Turkey is at War With the Kurds and Assad not ISIS, and Canada's Troops are Training Those Same Kurds

ISIS oil tanker trucks heading for Turkey

Why did Turkey shoot down of a Russian bomber along the its border with Syria? The answer is, according to experts not on the US, CIA or NATO payroll, because Turkey is that Turkish officials, including Erdogan’s son Bilal, have ‘direct financial interest’ in the oil trade with the terrorist group ISIS.

According to The Nation article by James Cardon 'Turkey Brings NATO to the Precipice of War With Russia', Turkey has been aiding and abetting ISIS for some time. And Middle Eastern expert F. William Engdahl's article  'Erdogan’s Dirty Dangerous ISIS Game' goes into more detail explaining that "Turkey has aided, abetted, and funded ISIS by keeping its southern border open with Syria, allowing radical jihadists from Europe to cross back and forth from ISIS-controlled territory, thereby enabling them to return to Europe to plot and execute such attacks as were recently carried out in the French capital."

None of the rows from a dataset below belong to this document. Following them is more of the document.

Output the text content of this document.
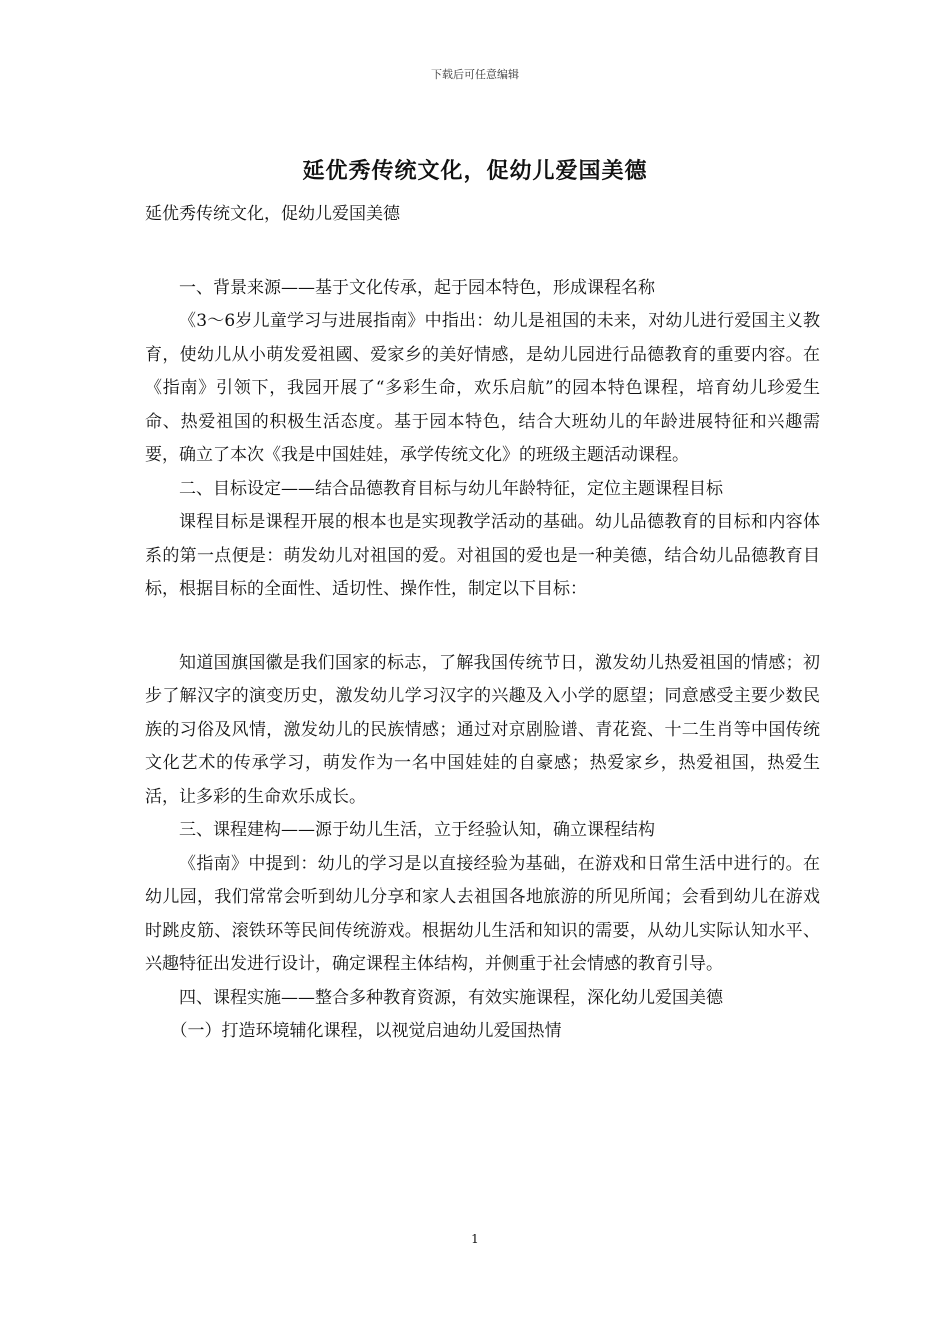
下载后可任意编辑
延优秀传统文化，促幼儿爱国美德

延优秀传统文化，促幼儿爱国美德

一、背景来源——基于文化传承，起于园本特色，形成课程名称

《3～6岁儿童学习与进展指南》中指出：幼儿是祖国的未来，对幼儿进行爱国主义教育，使幼儿从小萌发爱祖國、爱家乡的美好情感，是幼儿园进行品德教育的重要内容。在《指南》引领下，我园开展了“多彩生命，欢乐启航”的园本特色课程，培育幼儿珍爱生命、热爱祖国的积极生活态度。基于园本特色，结合大班幼儿的年龄进展特征和兴趣需要，确立了本次《我是中国娃娃，承学传统文化》的班级主题活动课程。

二、目标设定——结合品德教育目标与幼儿年龄特征，定位主题课程目标

课程目标是课程开展的根本也是实现教学活动的基础。幼儿品德教育的目标和内容体系的第一点便是：萌发幼儿对祖国的爱。对祖国的爱也是一种美德，结合幼儿品德教育目标，根据目标的全面性、适切性、操作性，制定以下目标：

知道国旗国徽是我们国家的标志，了解我国传统节日，激发幼儿热爱祖国的情感；初步了解汉字的演变历史，激发幼儿学习汉字的兴趣及入小学的愿望；同意感受主要少数民族的习俗及风情，激发幼儿的民族情感；通过对京剧脸谱、青花瓷、十二生肖等中国传统文化艺术的传承学习，萌发作为一名中国娃娃的自豪感；热爱家乡，热爱祖国，热爱生活，让多彩的生命欢乐成长。

三、课程建构——源于幼儿生活，立于经验认知，确立课程结构

《指南》中提到：幼儿的学习是以直接经验为基础，在游戏和日常生活中进行的。在幼儿园，我们常常会听到幼儿分享和家人去祖国各地旅游的所见所闻；会看到幼儿在游戏时跳皮筋、滚铁环等民间传统游戏。根据幼儿生活和知识的需要，从幼儿实际认知水平、兴趣特征出发进行设计，确定课程主体结构，并侧重于社会情感的教育引导。

四、课程实施——整合多种教育资源，有效实施课程，深化幼儿爱国美德

（一）打造环境辅化课程，以视觉启迪幼儿爱国热情

1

Engdahl goes on to say: "Turkish commodity dealers have funded ISIS through their purchase of, by one estimate, $50 million a month in black-market oil. Indeed, reports have surfaced alleging that none other than Erdogan’s son Bilal has been a key financial benefactor of this unseemly business." and that one of Turkey's motives was to undermine the move "by French President François Hollande to bypass NATO and instead appeal to to the EU to invoke its mutual-assistance clause, all the while advocating for a coalition against ISIS that would include the Russians."

The Russian PM Dmitry Medvedev also said: Some Turkish officials have ‘direct financial interest’ in the oil trade with the terrorist group Islamic State. “Turkey’s actions are de facto protection of Islamic State,” Medvedev said, calling the group formerly known as ISIS by its new name. “This is no surprise, considering the information we have about direct financial interest of some Turkish officials relating to the supply of oil products refined by plants controlled by ISIS.” And a few days ago, as was widely reported, at the G20 summit last week in Antalya, Turkey, Putin revealed aerial surveillance and satellite imagery showing a miles-long line of oil-tanker trucks stretching from ISIS-controlled territory into Turkey.

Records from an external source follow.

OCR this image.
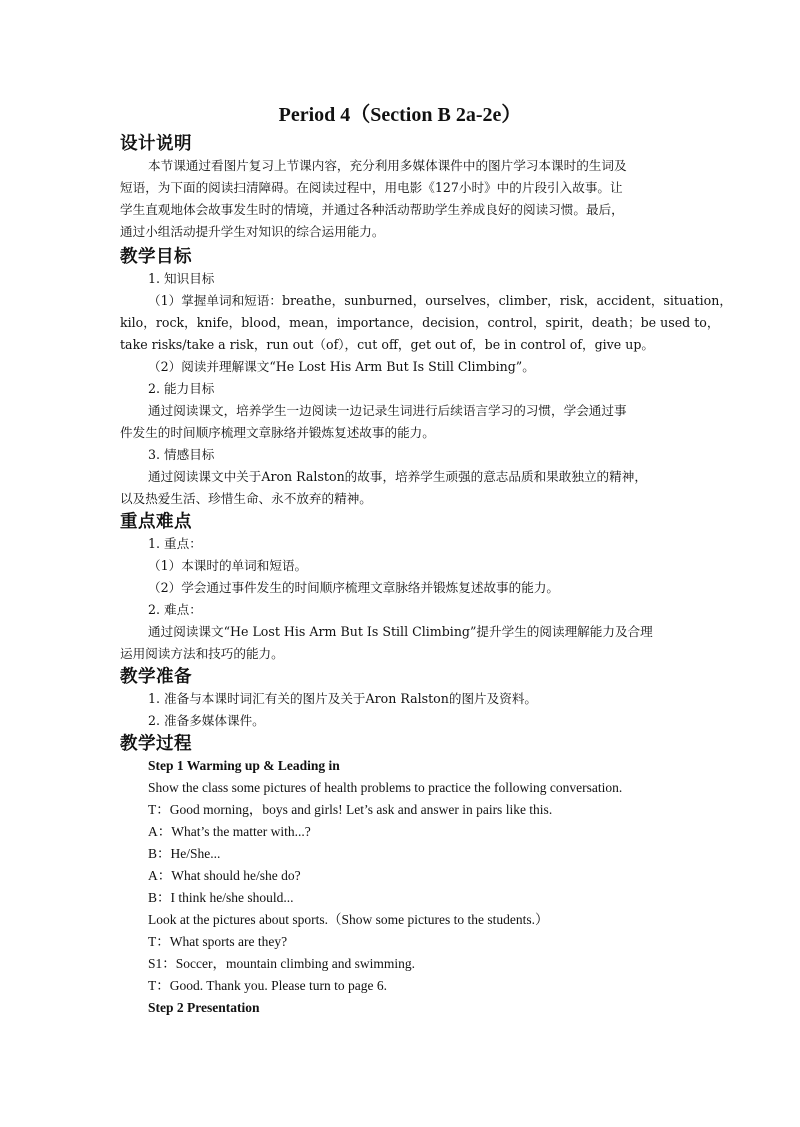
Period 4（Section B 2a-2e）
设计说明
本节课通过看图片复习上节课内容，充分利用多媒体课件中的图片学习本课时的生词及
短语，为下面的阅读扫清障碍。在阅读过程中，用电影《127小时》中的片段引入故事。让
学生直观地体会故事发生时的情境，并通过各种活动帮助学生养成良好的阅读习惯。最后，
通过小组活动提升学生对知识的综合运用能力。
教学目标
1. 知识目标
（1）掌握单词和短语：breathe，sunburned，ourselves，climber，risk，accident，situation，
kilo，rock，knife，blood，mean，importance，decision，control，spirit，death；be used to，
take risks/take a risk，run out（of），cut off，get out of，be in control of，give up。
（2）阅读并理解课文“He Lost His Arm But Is Still Climbing”。
2. 能力目标
通过阅读课文，培养学生一边阅读一边记录生词进行后续语言学习的习惯，学会通过事
件发生的时间顺序梳理文章脉络并锻炼复述故事的能力。
3. 情感目标
通过阅读课文中关于Aron Ralston的故事，培养学生顽强的意志品质和果敢独立的精神，
以及热爱生活、珍惜生命、永不放弃的精神。
重点难点
1. 重点：
（1）本课时的单词和短语。
（2）学会通过事件发生的时间顺序梳理文章脉络并锻炼复述故事的能力。
2. 难点：
通过阅读课文“He Lost His Arm But Is Still Climbing”提升学生的阅读理解能力及合理
运用阅读方法和技巧的能力。
教学准备
1. 准备与本课时词汇有关的图片及关于Aron Ralston的图片及资料。
2. 准备多媒体课件。
教学过程
Step 1 Warming up & Leading in
Show the class some pictures of health problems to practice the following conversation.
T：Good morning，boys and girls! Let’s ask and answer in pairs like this.
A：What’s the matter with...?
B：He/She...
A：What should he/she do?
B：I think he/she should...
Look at the pictures about sports.（Show some pictures to the students.）
T：What sports are they?
S1：Soccer，mountain climbing and swimming.
T：Good. Thank you. Please turn to page 6.
Step 2 Presentation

Then there's the question of who were the Russians bombing at the time? They were bombing Turkmen militias who are supplied with weapons and intelligence by the US. The border between Syria and Turkey, like all Middle eastern borders was determined a century ago after WW! by the victorious Imperial powers of Britain and France in accordance with the easiest routes to export the resources of their newly conquered x-Ottoman Emipre domain and had nothing to do with cultural or historic boundaries, consequently Turkey still considers those Turkmen to be countrymen that they should protect.

Which bring up the question who is Turkey actually fighting against? is it ISIS? Is it Assad, Syria president and or dictator [depending on who listen to]? Or it actually the Kurds who are their long standing enemies and the only group willing to actually fight ISIS on the ground? A member of the expert council of the Russian Oil Industry Union Eldar Kasayev said Islamic State is selling oil at $15–25 per barrel, which is much cheaper than the Brent benchmark, trading at $45-50. “By reselling it, Ankara has the opportunity to earn extra income and continue to bomb the Kurds, saying its bombing radicals,” he said.

Who Russia is actually fighting for and against is equally complicated. So is the long twisted history of the Western Empires meddling in Middle Eastern affairs. More on that in the next few days.

But for now, i live in Canada and considering that Canada's troops have been training the Kurds and that the new Trudeau government here is set to send over many more troops to train those Kurds and that those Kurds are the ones who recently took back the city of Sinjar from ISIS while under attack by the Turkish Air Force's US made and supplied war planes all this becomes very important to my fellow Canadians and their family's back home and very complicated indeed.